The 950 Pro should be available shortly after release of this report and MSRP is listed at $199 (256GB) and $349 (512GB). Check Amazon Now! It will include a 5-year limited warranty and is capable of a minimum endurance of 200TBW (terabytes written) for the 256GB and 400TBW for the 512GB version. It will include Samsung’s own NVMe driver that is easily installed and optimizes performance of the device.


The Samsung 950 Pro is being released in a M.2 form factor (as shown here), and only in the 2280 length (80mm). The components are situated on one side of the green PCB and it weighs less than 10 grams. This SSD is intended to provide as close to a ‘0 footprint’ as possible.

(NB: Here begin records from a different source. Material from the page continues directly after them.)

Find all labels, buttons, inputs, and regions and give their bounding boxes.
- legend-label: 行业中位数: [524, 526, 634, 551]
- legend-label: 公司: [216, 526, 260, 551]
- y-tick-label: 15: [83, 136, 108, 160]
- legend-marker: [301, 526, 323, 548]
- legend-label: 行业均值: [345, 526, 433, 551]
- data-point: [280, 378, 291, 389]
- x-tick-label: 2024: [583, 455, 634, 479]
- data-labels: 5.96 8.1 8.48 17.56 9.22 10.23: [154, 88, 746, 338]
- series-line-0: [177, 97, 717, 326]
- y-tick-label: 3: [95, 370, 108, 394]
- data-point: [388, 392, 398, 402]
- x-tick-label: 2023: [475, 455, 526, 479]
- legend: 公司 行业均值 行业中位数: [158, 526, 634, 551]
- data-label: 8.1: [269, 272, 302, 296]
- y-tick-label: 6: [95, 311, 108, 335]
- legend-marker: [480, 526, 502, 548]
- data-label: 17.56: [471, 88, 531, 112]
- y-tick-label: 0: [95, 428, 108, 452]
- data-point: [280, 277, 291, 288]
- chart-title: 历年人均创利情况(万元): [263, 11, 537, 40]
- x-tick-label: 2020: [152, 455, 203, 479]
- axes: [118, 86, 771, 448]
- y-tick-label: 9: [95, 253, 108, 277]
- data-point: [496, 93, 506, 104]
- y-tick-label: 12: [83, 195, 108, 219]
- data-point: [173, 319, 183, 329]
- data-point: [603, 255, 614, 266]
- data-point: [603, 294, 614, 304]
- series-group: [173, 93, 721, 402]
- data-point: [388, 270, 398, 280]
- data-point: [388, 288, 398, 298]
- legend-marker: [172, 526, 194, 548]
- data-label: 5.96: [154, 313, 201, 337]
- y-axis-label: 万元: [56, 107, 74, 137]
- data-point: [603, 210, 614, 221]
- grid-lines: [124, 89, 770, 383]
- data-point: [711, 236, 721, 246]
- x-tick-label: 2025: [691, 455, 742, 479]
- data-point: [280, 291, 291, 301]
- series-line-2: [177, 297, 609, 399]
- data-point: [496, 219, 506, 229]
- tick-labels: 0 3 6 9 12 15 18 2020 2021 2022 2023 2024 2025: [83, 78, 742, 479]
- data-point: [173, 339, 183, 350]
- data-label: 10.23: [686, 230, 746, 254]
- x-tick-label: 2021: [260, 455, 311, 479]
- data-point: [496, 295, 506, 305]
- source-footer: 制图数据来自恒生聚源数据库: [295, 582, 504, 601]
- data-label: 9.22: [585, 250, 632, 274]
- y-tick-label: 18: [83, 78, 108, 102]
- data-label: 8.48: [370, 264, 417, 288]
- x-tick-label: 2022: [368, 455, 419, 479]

Samsung 950 Pro NVMe M2 256GB SSD PCB

The controller of the 950 Pro is Samsung’s 3-core ARM-based UBX design and it has previously been seen on the Samsung 256GB NVME SSD that we reviewed. It has a model number of S4LN05A01-8030 and Our SSD Quick Search on the right of this page enables a search of similar SSDs with the same components and reviews, along with links to Amazon for a price check.

Samsung 950 Pro NVMe M2 SSD Controller

Samsung has renamed their 3D V-NAND to V-NAND for simplicity and this SSD contains V-NAND. This is MLC (multi-level cell) 32-layer 128Gb memory and the 256 GB capacity contains two 128GB chips (K9UMGY6SCA), while the 512GB version has two 256GB chips (K9PKGY8S7A).

Samsung 950 Pro NVMe M2 SSD Memory 2

There is also a module of 512MB Low Power (LP) DDR3 SDRAM cache memory on board. Considering the back of the SSD is void of components, creating a 1TB capacity presents no issues whatsoever.